To do this with our example, we simply type the following:
traceroute -n blarneycastle.ie
This will make it easier to pick out large numbers for round-trip timings that could indicate a bottleneck.
Hop 3 is starting to look a little suspect. Last time, it only responded twice, and this time, it only responded once. In this scenario, it’s out of our control, for sure.
However, in case you were investigating your corporate network then, it would be worth it to dig a little deeper into that node.
Perhaps if we extend the default timeout period for five seconds then, we’ll get more responses. In order to do this, we’ll use the -w (wait time) option to change it to seven seconds also note this is a floating-point number.
Then we type the following command:
traceroute -w 7.0 blarneycastle.ie
That didn’t make much of a difference, so the responses are probably timing out. It’s likely the anonymous hops are being purposefully secretive.

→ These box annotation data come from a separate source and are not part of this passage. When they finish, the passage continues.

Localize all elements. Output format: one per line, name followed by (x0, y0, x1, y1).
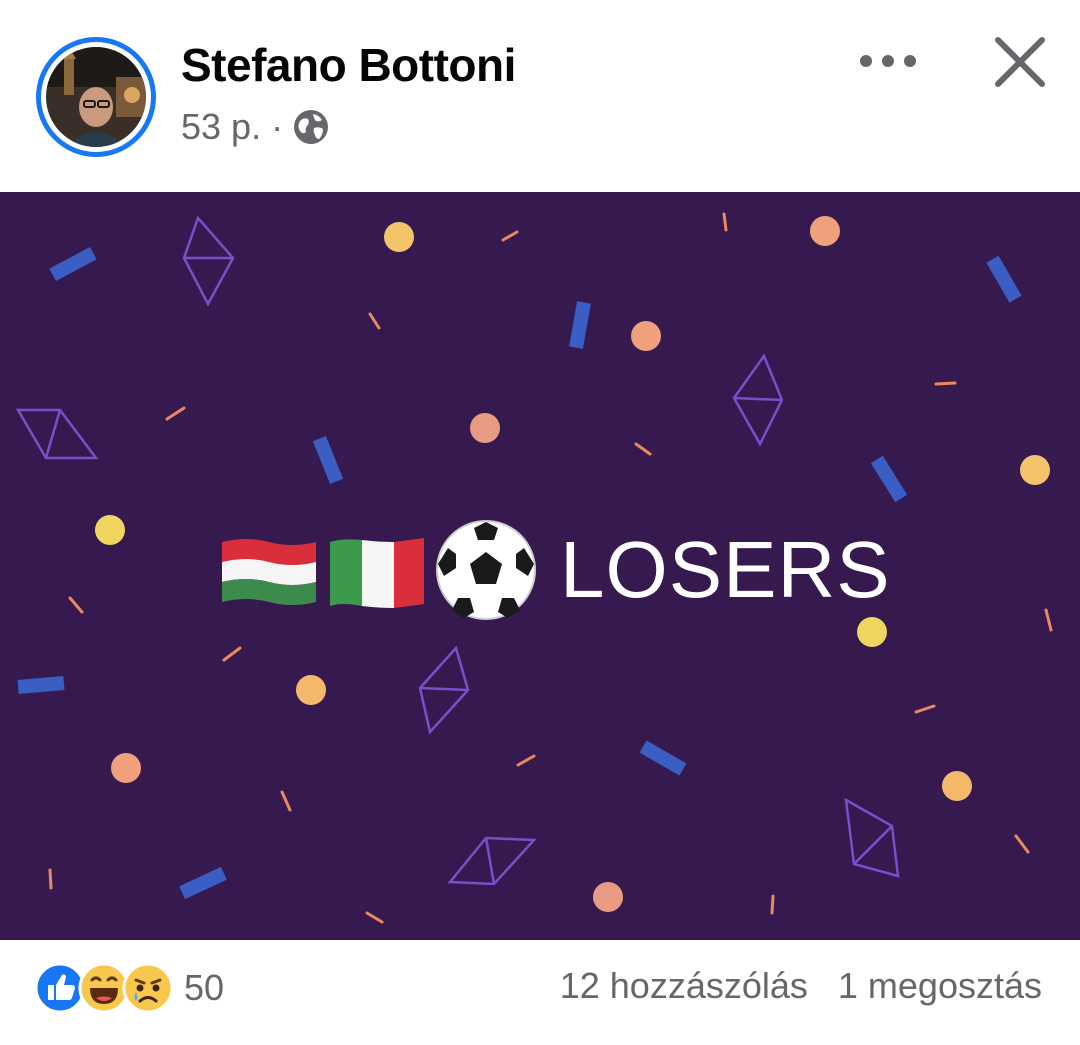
author-name[interactable]: Stefano Bottoni (181, 38, 516, 92)
globe-icon[interactable] (293, 109, 329, 145)
shares-link[interactable]: 1 megosztás (838, 965, 1042, 1007)
post-time[interactable]: 53 p. (181, 106, 261, 148)
separator: · (271, 106, 284, 147)
more-dots-icon[interactable] (850, 38, 926, 84)
reaction-count: 50 (184, 967, 225, 1008)
sad-icon (122, 962, 174, 1014)
engagement-stats: 12 hozzászólás 1 megosztás (560, 965, 1042, 1007)
avatar[interactable] (36, 37, 156, 157)
post-text: LOSERS (218, 520, 891, 620)
profile-photo (46, 47, 146, 147)
post-text-losers: LOSERS (560, 525, 891, 614)
reaction-summary[interactable]: 50 (34, 962, 224, 1014)
close-icon[interactable] (988, 30, 1052, 94)
italy-flag-icon (330, 538, 424, 608)
post-meta: 53 p. · (181, 104, 329, 150)
hungary-flag-icon (222, 539, 316, 605)
soccer-ball-icon (436, 520, 536, 620)
post-header: Stefano Bottoni 53 p. · (0, 0, 1080, 192)
post-content-banner[interactable]: LOSERS (0, 192, 1080, 940)
comments-link[interactable]: 12 hozzászólás (560, 965, 808, 1007)
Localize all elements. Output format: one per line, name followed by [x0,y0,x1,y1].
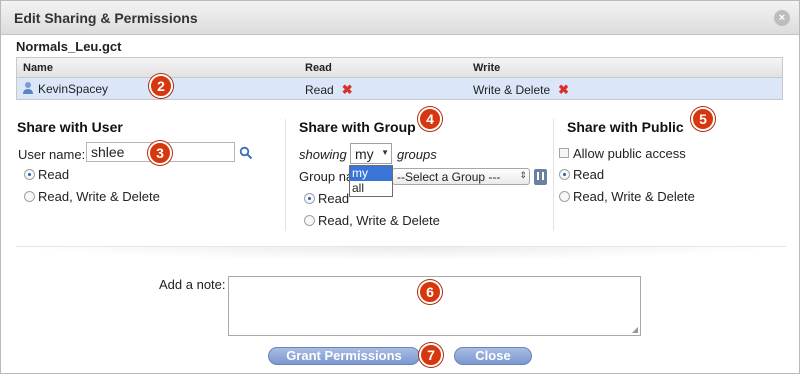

Traceroute sends three UDP packets to each hop by default. We can use the -q (number of queries) option to adjust this up or down.

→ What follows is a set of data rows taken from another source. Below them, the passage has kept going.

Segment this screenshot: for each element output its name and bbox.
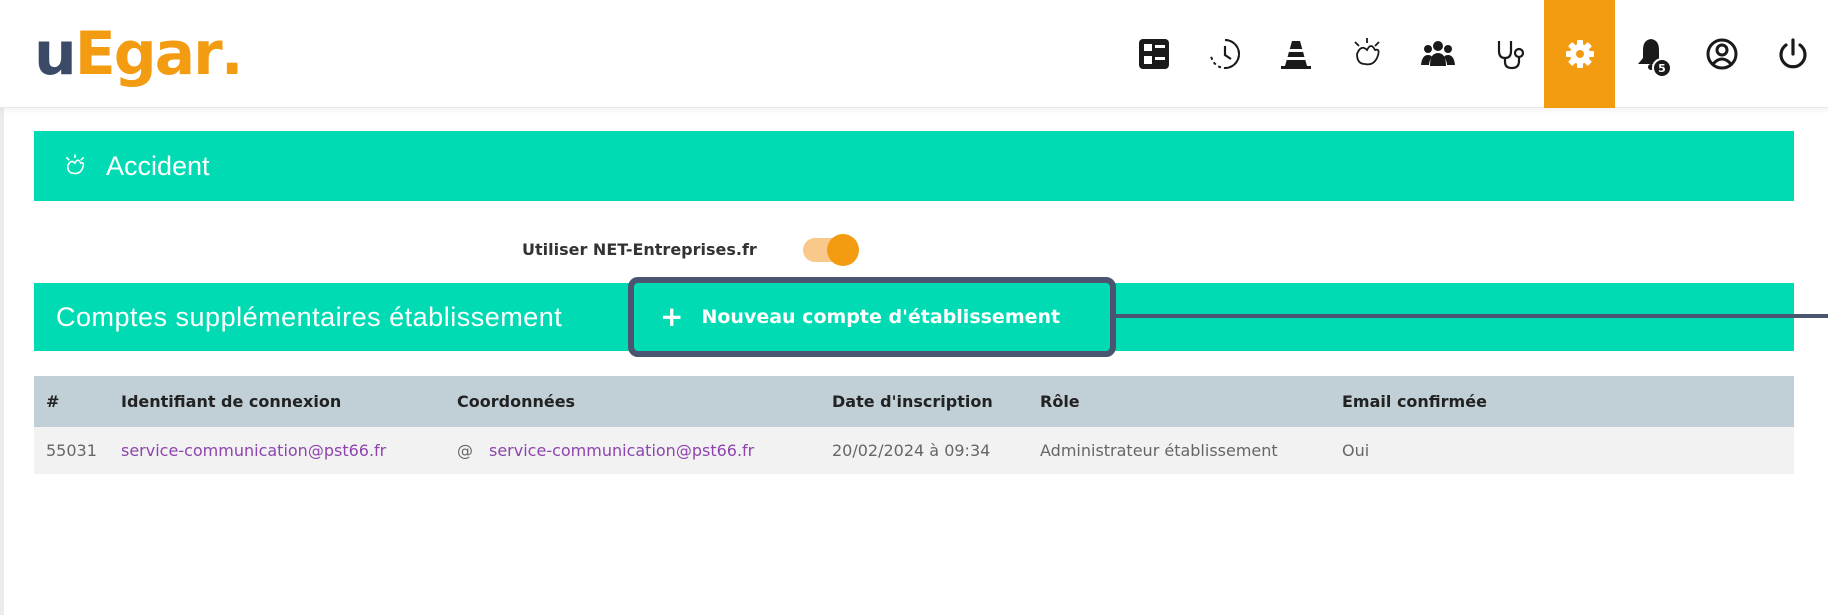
nav-dashboard[interactable] [1118,0,1189,108]
cell-id: 55031 [46,441,97,460]
logo-letter-e: E [74,19,116,89]
history-clock-icon [1209,39,1240,69]
column-header-date[interactable]: Date d'inscription [832,392,993,411]
net-entreprises-row: Utiliser NET-Entreprises.fr [0,228,1828,274]
accident-section-header: Accident [34,131,1794,201]
column-header-id[interactable]: # [46,392,59,411]
comptes-section-title: Comptes supplémentaires établissement [56,301,563,332]
nav-users[interactable] [1402,0,1473,108]
cell-role: Administrateur établissement [1040,441,1278,460]
new-establishment-account-button[interactable]: + Nouveau compte d'établissement [628,277,1116,357]
notification-badge: 5 [1652,58,1672,78]
top-header: u E gar . 5 [0,0,1828,108]
net-entreprises-toggle[interactable] [803,234,859,266]
column-header-login[interactable]: Identifiant de connexion [121,392,341,411]
top-nav: 5 [1118,0,1828,108]
column-header-role[interactable]: Rôle [1040,392,1080,411]
accident-section-title: Accident [106,150,210,181]
user-circle-icon [1706,38,1737,70]
nav-prevention[interactable] [1260,0,1331,108]
accident-burst-icon [1353,38,1380,66]
traffic-cone-icon [1280,41,1311,69]
nav-profile[interactable] [1686,0,1757,108]
nav-medical[interactable] [1473,0,1544,108]
nav-settings[interactable] [1544,0,1615,108]
accident-burst-icon [65,154,85,175]
cell-email-confirmed: Oui [1342,441,1370,460]
app-root: u E gar . 5 Accident Utiliser NET-Entrep… [0,0,1828,615]
cell-contact: @ service-communication@pst66.fr [457,441,754,460]
column-header-email-confirmed[interactable]: Email confirmée [1342,392,1487,411]
uegar-logo[interactable]: u E gar . [34,14,244,94]
nav-history[interactable] [1189,0,1260,108]
contact-email-link[interactable]: service-communication@pst66.fr [489,441,754,460]
callout-pointer-line [1116,314,1828,318]
logo-letter-u: u [34,19,77,89]
cell-date: 20/02/2024 à 09:34 [832,441,991,460]
table-row[interactable]: 55031 service-communication@pst66.fr @ se… [34,427,1794,474]
column-header-contact[interactable]: Coordonnées [457,392,575,411]
stethoscope-icon [1497,41,1524,70]
logo-text-gar: gar [113,19,223,89]
new-account-label: Nouveau compte d'établissement [701,306,1061,328]
nav-notifications[interactable]: 5 [1615,0,1686,108]
logo-dot: . [220,19,244,89]
toggle-knob [827,234,859,266]
gear-icon [1565,40,1594,68]
at-icon: @ [457,441,473,460]
nav-accident[interactable] [1331,0,1402,108]
table-header-row: # Identifiant de connexion Coordonnées D… [34,376,1794,427]
nav-logout[interactable] [1757,0,1828,108]
net-entreprises-label: Utiliser NET-Entreprises.fr [522,240,757,259]
power-icon [1778,38,1807,69]
cell-login-link[interactable]: service-communication@pst66.fr [121,441,386,460]
dashboard-icon [1138,39,1169,69]
users-group-icon [1420,41,1455,66]
accounts-table: # Identifiant de connexion Coordonnées D… [34,376,1794,474]
plus-icon: + [660,300,684,333]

In order to speed up the traceroute test, we type simply the following to reduce the number of UDP probe packets we send to one:
traceroute -q 1 blarneycastle.ie
his sends a single probe to each hop.
We can set the initial value of TTL to something other than one, and also skip some hops. Generally, the TTL values are set to one for the first set of tests, two for the next set of tests, and so on.
In case we set it to five then, the first test will attempt to get to hop five and skip hops one through four.
Because we know the Blarney Castle website is 11 hops from this computer then we will type the following to go straight to Hop 11:
traceroute -f 11 blarneycastle.ie
That will give us a nice, condensed report on the state of the connection to the destination.
Traceroute is really a great tool to investigate network routing, check connection speeds, or identify bottlenecks. Windows also has a tracert command that functions similarly.
However, you don’t want to bombard unknown devices with torrents of UDP packets and be wary of including traceroute in scripts or unattended jobs.
The load traceroute can place on a network might adversely impact its performance. Until you’re in a fix-it-now kind of situation then, you might want to use it outside of normal business hours.